Em entrevista ao jornal francês Le Parisien, Benjamin Pavard revelou ter superado o quadro de depressão após sofrer da doença no ano passado
Já eliminada da Uefa Nations League, a seleção francesa ainda não encerrou por completo a sua participação na competição europeia.
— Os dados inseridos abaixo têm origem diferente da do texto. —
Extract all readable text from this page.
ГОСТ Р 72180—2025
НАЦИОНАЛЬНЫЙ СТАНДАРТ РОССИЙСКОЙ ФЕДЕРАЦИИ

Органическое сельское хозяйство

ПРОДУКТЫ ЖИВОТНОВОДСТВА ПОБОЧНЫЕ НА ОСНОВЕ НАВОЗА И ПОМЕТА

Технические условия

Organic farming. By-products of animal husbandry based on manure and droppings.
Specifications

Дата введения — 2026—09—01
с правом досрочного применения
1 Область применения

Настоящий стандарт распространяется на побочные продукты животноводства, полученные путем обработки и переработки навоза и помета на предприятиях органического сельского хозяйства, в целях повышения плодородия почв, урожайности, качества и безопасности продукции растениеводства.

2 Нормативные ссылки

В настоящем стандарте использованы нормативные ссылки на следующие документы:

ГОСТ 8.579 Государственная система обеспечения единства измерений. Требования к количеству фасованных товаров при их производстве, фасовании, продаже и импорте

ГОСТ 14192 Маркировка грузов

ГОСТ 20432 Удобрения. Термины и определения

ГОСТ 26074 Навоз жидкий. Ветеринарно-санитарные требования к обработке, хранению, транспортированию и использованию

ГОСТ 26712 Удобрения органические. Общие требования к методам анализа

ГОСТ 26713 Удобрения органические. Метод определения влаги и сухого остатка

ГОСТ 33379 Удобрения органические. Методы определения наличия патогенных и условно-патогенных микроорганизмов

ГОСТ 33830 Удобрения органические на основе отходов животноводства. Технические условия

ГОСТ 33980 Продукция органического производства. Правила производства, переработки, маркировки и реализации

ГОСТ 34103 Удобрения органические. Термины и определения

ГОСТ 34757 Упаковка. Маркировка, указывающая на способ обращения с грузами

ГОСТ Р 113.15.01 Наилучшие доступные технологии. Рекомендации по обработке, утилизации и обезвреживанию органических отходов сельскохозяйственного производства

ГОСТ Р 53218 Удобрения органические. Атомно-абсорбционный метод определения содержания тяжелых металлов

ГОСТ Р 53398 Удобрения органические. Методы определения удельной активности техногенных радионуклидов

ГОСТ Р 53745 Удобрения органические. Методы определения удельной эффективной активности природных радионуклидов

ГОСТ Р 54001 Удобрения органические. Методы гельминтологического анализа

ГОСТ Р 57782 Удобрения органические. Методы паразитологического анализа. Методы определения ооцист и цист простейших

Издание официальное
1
Neste domingo (25), a atual campeã encara a Dinamarca, no Estádio Parken, em Copenhague, a partir das 15h45 (de Brasília), com transmissão ao vivo pela ESPN no Star+, para tentar evitar de vez o rebaixamento no grupo A.
Entre os convocados pelo técnico Didier Deschamps para a atual Data Fifa, está o lateral-direito Benjamin Pavard, do Bayern de Munique, que chega para o compromisso contra os dinamarqueses não só em busca de mais espaço entre os titulares dos Bleus, mas também pronto para mostrar aos torcedores franceses que está recuperado de uma doença que atinge muitas pessoas ao redor do mundo e, com a pandemia de COVID-19, teve um aumento no número de casos: a depressão.
Em entrevista ao jornal francês Le Parisien, o atleta de 26 anos revelou que sofreu da doença e que, no ano passado, viveu os momentos mais difíceis no quadro de depressão. Hoje, porém, ele se mostra totalmente recuperado e com o anseio de retomar o bom futebol que o fez ser contratado pelo Bayern, logo após o título da Copa do Mundo de 2018 com a França.
"Foi difícil para todos, para mim também. Sozinho, em um país diferente do meu, eu realmente não estava bem. Minha cabeça não ia", começou por dizer.
"No começo você fala pra si mesmo que não é nada, que vai passar, mas quando você vê que persiste, que você vai treinar, mas não tem forças, você precisa reagir", prosseguiu.
"Sou humano como todo mundo, e apesar de ter uma casa super legal, com sala de musculação, precisava do contato com os outros. Acordava, não tinha apetite. Tentei me manter ocupada, cozinhar, assistir séries. Mas o Netflix só é legal nos primeiros 2 minutos… não gosto da palavra depressivo, mas eu estava! Mascarei na frente dos outros e hoje me sinto muito melhor", concluiu.
Apesar de todas as dificuldades impostas pela séria doença, Pavard contou como tirou forças para buscar uma melhora e que, no fim das contas, amadureceu bastante.
“Saí crescido como homem de tudo isso, isso me mudou. Eu estava sozinho como muitos jogadores de futebol e tive que me cercar bem para levantar a cabeça", contou.
Na atual temporada, ele foi titular em todos os 8 jogos que disputou pelo Bayern e ainda anotou dois gols, sendo um dos destaques do clube bávaro neste início de campanha.
Agora, Pavard, que sequer foi utilizado na partida contra a Áustria, vencida por 2 a 0 na última quinta-feira (22), pode ganhar uma nova chance neste domingo contra a Dinamarca. E apesar de preferir atuar como zagueiro neste momento, sobretudo no Bayern, na seleção francesa sua intenção é jogar aonde Deschamps desejar.
"O que eu quero é ser um zagueiro. Uma escolha será feita em um futuro próximo, mas hoje não me faço perguntas. Na seleção da França, o treinador pode me obrigar a jogar em qualquer posição, eu vou fazer isso", finalizou.
Com 5 pontos somados no grupo A, a França precisa de uma vitória para eliminar de vez as chances de rebaixamento, já que a lanterna é a Áustria, com um ponto a menos. Em caso de tropeço neste domingo, os franceses precisarão de um resultado negativo dos austríacos, que pegam a líder do grupo, Croácia.